Early in my first year of medical school, I was asked to sign a letter indicating that I promised to refuse gifts from pharmaceutical or medical-device manufacturing companies. I would give up lunches, pens and (if I were exceptionally lucky) free trips to faraway places.

I declined to sign. I thought myself intelligent enough to take a pen without unconsciously feeling wedded to whatever brand of anti-hypertensive decorated the exterior. In addition, I was at least three years from prescribing anything to anyone. Therefore, I reasoned, I could take all the pens and Indian food that came my way. When I really had some power, then I guess I could reconsider. And it wasn’t like I was accepting any trips to the Bahamas or anything. A pen is worth less than a dollar.

The problem is, study after study has demonstrated that even little gifts like pens and lunches make a big difference in the prescribing habits of doctors. And developing relationships with doctors while they are still in training in medical school and residency is exceptionally effective. Most doctors develop their prescribing habits during this time. The drugs they learn to use in training are the drugs they are most likely to continue using throughout their career. This should have been no surprise. Big pharma is a sophisticated marketing machine. If the gifts didn’t work, they would have stopped giving them out.

Some states have begun requiring that pharmaceutical and medical-device companies disclose their marketing strategies: What do they give, and to whom? Lists of doctors and the gifts they have received have started to show up in registries. This has rightfully made some people uncomfortable. The idea is that if you are forced to disclose that AstraZeneca paid for your jaunt to Scotland, then maybe you’ll be less likely to accept such egregious gifts.

But disclosure has its own set of problems. Studies of conflict-of-interest disclosures in the context of research trials (many principal investigators are paid honoraria as pharmaceutical consultants or speakers, and drug makers often sponsor the trials that their drugs are involved in) show that disclosure does not necessarily benefit the patient or study participant. Patients interpret the conflict of interest as “solved” if it is disclosed. Instead of inviting closer scrutiny of the relationship between the doctor and sponsor, it appears to discourage questions and make the study participants feel more comfortable, not more suspicious. This is understandably a big problem and has spawned discussion about whether conflict-of-interest disclosure is really in the interest of the patient or if it just makes the doctor feel better.

Some physicians would argue that allowing drug reps access to their clinics provides free drug samples that are then available to patients who wouldn’t otherwise be able to afford their medication. In return for the free drugs, the pharmaceutical salesperson is granted five or 10 minutes of the physician’s time to “educate” him or her about the newest data supporting the drug they’re currently pushing. Free drugs certainly help to keep some patients healthy. But in addition to the biased “education” the physician receives — making him or her more likely to prescribe a particular drug — the samples provided are often only the newest and most expensive drugs. Older generic drugs are not provided as samples because the pharmaceutical companies have no interest in promoting drugs from which they make only a slim profit margin. There is a significant disadvantage to starting an expensive drug regimen in a patient who receives samples because his or her lack of insurance make even the cheaper generics financially out of reach.

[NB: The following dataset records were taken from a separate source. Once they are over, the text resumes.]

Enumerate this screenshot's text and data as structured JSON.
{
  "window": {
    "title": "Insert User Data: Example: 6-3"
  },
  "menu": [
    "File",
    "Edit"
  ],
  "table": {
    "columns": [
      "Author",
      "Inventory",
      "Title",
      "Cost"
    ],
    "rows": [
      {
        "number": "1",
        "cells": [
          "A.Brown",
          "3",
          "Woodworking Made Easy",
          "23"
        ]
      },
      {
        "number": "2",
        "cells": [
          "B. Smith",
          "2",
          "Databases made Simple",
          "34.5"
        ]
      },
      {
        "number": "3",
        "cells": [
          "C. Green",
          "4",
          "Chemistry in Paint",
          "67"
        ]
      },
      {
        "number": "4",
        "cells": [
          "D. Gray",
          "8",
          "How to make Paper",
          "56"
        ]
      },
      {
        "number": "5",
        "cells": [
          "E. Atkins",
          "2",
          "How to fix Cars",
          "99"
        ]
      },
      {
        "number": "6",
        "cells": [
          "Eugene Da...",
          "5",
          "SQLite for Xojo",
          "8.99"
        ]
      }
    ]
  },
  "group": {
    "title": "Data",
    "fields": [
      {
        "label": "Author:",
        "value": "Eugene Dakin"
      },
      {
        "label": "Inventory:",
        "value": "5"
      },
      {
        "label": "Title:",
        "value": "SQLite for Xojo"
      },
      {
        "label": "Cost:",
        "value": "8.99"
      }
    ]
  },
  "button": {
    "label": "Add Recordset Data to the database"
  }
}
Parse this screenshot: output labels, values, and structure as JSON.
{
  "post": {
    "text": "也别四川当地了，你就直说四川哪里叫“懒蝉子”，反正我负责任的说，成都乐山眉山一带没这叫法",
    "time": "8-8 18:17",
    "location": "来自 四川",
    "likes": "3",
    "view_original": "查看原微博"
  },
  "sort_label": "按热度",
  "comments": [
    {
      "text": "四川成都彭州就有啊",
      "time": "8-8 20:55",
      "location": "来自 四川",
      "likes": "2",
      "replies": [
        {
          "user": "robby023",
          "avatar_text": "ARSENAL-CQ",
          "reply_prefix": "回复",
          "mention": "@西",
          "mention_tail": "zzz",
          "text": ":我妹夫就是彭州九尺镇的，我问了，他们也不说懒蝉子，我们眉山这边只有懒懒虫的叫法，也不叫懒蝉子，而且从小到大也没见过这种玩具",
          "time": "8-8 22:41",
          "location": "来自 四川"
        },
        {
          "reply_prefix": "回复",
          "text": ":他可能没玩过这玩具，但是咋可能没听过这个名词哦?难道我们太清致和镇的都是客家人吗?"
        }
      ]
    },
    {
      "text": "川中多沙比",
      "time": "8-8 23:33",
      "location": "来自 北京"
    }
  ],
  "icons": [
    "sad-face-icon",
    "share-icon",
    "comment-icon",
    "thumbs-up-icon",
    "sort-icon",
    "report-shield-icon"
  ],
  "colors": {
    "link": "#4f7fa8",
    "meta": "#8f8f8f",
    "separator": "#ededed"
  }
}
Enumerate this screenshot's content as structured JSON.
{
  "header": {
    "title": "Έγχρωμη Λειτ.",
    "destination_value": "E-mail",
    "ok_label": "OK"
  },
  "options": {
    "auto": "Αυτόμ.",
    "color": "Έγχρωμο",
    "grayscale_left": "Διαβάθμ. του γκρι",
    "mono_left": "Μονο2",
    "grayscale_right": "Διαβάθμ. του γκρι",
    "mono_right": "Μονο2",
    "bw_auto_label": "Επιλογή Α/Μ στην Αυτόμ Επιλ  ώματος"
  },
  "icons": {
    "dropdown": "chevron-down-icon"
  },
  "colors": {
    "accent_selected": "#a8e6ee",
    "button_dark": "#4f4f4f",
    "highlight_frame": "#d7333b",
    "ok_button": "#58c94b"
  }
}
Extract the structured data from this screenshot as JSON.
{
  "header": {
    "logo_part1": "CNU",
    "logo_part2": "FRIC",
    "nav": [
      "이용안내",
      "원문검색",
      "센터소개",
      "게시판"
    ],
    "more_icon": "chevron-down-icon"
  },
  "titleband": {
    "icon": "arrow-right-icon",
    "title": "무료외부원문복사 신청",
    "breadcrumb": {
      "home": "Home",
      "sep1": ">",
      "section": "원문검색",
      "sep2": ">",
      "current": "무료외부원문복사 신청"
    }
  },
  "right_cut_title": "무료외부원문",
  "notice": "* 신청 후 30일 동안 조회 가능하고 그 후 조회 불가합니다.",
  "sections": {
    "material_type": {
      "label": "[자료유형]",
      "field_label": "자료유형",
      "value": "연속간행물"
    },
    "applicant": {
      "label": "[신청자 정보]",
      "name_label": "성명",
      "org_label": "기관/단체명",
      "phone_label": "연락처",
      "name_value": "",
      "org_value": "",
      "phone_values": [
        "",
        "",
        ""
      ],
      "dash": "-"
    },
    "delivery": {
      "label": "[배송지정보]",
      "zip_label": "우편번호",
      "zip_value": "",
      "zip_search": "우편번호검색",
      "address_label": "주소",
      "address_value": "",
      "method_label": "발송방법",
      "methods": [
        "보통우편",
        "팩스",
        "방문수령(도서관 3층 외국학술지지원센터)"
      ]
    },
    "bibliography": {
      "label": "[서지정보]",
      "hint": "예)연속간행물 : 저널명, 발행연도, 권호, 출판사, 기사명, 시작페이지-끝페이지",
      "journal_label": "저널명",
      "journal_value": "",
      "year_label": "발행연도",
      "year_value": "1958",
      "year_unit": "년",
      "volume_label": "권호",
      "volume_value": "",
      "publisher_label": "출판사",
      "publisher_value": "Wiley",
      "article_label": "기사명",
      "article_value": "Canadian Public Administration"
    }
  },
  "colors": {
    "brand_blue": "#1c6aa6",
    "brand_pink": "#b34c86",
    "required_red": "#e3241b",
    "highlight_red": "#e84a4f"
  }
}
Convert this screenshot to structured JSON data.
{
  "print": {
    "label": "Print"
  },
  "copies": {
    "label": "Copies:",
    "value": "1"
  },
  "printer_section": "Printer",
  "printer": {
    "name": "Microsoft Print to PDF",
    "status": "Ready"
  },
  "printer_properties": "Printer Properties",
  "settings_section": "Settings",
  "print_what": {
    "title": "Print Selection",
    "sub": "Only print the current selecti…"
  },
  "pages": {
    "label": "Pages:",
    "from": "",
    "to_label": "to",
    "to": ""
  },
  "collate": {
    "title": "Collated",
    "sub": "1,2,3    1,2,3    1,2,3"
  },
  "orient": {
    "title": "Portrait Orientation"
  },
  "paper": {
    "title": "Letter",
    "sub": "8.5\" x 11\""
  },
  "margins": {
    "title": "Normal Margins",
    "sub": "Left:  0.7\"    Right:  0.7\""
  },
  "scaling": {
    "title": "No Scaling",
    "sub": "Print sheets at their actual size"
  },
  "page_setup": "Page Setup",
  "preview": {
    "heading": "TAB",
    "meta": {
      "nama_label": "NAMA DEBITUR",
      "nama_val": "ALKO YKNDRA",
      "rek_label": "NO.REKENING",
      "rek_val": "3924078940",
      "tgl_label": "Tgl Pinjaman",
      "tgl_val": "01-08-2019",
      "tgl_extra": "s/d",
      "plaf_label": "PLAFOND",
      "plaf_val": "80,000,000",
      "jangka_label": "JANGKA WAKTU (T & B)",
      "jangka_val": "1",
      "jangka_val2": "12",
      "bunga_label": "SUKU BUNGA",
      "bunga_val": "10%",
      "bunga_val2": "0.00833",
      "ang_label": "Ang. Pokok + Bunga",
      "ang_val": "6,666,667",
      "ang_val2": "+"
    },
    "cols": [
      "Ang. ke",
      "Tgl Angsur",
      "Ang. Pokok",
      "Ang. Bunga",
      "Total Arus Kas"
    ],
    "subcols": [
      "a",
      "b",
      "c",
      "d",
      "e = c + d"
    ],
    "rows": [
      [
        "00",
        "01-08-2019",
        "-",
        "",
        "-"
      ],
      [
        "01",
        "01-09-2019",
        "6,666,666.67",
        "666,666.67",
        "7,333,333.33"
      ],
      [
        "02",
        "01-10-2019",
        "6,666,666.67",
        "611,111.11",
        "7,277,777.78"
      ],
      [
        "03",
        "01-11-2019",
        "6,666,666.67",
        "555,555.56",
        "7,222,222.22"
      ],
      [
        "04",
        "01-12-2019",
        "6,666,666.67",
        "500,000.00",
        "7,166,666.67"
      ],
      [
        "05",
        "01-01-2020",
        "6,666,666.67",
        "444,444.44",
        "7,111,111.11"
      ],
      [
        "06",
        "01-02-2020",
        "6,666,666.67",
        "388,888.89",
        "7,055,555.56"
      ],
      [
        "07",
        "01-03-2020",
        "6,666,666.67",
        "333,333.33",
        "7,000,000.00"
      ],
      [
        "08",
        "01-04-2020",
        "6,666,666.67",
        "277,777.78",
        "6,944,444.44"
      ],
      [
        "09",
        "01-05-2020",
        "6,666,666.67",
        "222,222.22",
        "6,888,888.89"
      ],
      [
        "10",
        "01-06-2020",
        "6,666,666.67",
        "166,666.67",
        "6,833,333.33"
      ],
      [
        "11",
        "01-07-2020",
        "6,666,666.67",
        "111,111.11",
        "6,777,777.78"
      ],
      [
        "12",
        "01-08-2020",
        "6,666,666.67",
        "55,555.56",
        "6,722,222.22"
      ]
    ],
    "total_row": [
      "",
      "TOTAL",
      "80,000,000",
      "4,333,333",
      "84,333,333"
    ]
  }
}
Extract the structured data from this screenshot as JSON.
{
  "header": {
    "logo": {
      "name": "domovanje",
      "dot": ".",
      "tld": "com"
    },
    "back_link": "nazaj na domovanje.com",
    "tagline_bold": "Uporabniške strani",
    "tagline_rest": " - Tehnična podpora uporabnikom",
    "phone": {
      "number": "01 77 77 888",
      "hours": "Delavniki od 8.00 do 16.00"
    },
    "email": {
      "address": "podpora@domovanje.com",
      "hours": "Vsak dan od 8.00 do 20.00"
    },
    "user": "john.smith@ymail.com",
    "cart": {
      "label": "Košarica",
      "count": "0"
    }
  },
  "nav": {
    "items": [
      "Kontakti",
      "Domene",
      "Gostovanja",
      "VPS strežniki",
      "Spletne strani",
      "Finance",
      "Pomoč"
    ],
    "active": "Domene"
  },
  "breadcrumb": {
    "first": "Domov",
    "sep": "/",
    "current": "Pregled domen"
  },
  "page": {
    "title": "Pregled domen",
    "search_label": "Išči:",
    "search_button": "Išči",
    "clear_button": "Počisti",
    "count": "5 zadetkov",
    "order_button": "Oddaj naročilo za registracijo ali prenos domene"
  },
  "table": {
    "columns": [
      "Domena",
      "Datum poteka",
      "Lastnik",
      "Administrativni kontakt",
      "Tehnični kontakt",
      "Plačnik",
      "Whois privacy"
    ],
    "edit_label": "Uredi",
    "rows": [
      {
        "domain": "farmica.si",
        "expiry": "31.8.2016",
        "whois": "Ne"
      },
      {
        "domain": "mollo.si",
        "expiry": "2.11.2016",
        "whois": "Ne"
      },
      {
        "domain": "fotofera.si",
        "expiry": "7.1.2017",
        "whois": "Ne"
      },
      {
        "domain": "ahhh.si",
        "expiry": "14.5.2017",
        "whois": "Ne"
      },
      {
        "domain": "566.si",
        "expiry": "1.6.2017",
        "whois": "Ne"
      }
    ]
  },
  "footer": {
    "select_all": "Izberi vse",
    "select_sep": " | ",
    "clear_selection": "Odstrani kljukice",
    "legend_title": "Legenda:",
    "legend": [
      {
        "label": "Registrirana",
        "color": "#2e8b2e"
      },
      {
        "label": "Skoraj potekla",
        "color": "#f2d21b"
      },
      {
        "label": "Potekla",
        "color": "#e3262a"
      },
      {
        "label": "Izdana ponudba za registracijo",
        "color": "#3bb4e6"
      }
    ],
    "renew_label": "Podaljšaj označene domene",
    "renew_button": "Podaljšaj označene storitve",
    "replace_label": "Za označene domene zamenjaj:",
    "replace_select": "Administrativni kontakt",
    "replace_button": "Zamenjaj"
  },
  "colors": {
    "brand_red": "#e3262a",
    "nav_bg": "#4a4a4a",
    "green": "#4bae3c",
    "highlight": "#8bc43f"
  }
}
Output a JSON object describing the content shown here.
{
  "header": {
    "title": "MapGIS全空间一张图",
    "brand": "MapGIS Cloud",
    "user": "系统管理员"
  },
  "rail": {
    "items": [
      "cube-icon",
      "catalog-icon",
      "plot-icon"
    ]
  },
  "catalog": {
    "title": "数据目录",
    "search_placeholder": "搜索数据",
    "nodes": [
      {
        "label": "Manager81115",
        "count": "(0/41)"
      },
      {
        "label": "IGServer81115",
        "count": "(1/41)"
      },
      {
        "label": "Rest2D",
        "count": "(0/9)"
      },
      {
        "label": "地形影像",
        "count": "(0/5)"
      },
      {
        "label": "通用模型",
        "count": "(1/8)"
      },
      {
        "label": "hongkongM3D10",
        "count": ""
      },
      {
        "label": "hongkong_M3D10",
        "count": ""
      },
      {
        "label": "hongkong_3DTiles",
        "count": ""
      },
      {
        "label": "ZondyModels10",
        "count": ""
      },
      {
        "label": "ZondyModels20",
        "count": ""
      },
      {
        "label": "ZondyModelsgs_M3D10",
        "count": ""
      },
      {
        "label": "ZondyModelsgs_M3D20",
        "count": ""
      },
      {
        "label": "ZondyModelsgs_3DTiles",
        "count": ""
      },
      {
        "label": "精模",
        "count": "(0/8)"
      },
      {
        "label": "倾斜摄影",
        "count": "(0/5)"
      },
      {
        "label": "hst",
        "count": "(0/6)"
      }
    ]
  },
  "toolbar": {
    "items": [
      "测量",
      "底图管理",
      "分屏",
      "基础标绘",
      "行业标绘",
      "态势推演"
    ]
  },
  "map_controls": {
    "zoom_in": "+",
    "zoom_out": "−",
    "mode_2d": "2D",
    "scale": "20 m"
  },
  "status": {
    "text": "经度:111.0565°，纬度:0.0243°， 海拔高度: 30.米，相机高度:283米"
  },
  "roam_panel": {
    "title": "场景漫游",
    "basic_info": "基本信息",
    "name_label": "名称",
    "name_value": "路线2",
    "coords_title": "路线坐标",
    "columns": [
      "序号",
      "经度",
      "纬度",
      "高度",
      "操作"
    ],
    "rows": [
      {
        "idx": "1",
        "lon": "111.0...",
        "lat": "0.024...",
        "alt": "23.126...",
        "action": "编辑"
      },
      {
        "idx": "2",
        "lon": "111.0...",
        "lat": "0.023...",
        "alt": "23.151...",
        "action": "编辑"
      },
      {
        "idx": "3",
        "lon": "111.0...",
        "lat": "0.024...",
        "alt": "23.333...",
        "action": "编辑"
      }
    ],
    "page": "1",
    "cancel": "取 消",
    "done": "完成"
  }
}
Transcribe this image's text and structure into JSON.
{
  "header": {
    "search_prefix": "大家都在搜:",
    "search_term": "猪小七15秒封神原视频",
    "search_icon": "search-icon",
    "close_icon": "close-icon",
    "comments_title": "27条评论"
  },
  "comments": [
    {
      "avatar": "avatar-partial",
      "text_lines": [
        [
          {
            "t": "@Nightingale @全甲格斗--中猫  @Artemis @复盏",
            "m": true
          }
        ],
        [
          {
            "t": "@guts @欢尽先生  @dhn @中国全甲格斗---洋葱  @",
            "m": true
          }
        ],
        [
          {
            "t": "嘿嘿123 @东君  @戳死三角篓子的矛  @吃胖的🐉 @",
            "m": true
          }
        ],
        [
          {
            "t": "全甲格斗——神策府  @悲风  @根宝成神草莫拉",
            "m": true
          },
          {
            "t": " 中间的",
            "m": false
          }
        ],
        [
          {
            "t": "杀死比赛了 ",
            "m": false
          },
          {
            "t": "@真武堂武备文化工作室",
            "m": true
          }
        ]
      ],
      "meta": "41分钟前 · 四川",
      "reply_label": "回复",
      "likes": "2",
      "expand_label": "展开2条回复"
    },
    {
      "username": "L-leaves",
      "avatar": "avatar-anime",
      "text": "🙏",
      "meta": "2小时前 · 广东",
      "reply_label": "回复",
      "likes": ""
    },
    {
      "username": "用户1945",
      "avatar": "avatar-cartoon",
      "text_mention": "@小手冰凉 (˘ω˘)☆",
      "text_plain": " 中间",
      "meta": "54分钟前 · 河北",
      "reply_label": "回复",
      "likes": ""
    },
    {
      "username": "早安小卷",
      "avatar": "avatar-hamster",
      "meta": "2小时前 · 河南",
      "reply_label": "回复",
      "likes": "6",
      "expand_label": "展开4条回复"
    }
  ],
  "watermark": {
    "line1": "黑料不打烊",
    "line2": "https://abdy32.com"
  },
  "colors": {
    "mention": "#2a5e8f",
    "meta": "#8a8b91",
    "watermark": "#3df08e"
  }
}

Yale officially banned pharm reps from the hospital and medical school shortly after I arrived on campus. But this ban is only partially enforced. Device reps still often enter operating rooms to “advise” the surgeon on how to use the pricey hardware they’re selling, often talking up the newest, most expensive product while they’re around. And some departments simply moved their pharma-catered lunches across the street after the ban.

I must admit, despite the evidence, I’m still conflicted about the pens and food. It seems like everyone around me has no qualms about these gifts. Resident physicians at the hospital often get excited about pharma-sponsored dinners at Bentara or Central Steakhouse. I can’t help but feel uneasy about the expensive meals, but I still often take the pens. Maybe tomorrow I’ll head off to Staples and buy a big bag of Bics.

Karl Laskowski is a 2003 graduate of Yale College. He is a fifth-year student in the Yale School of Medicine.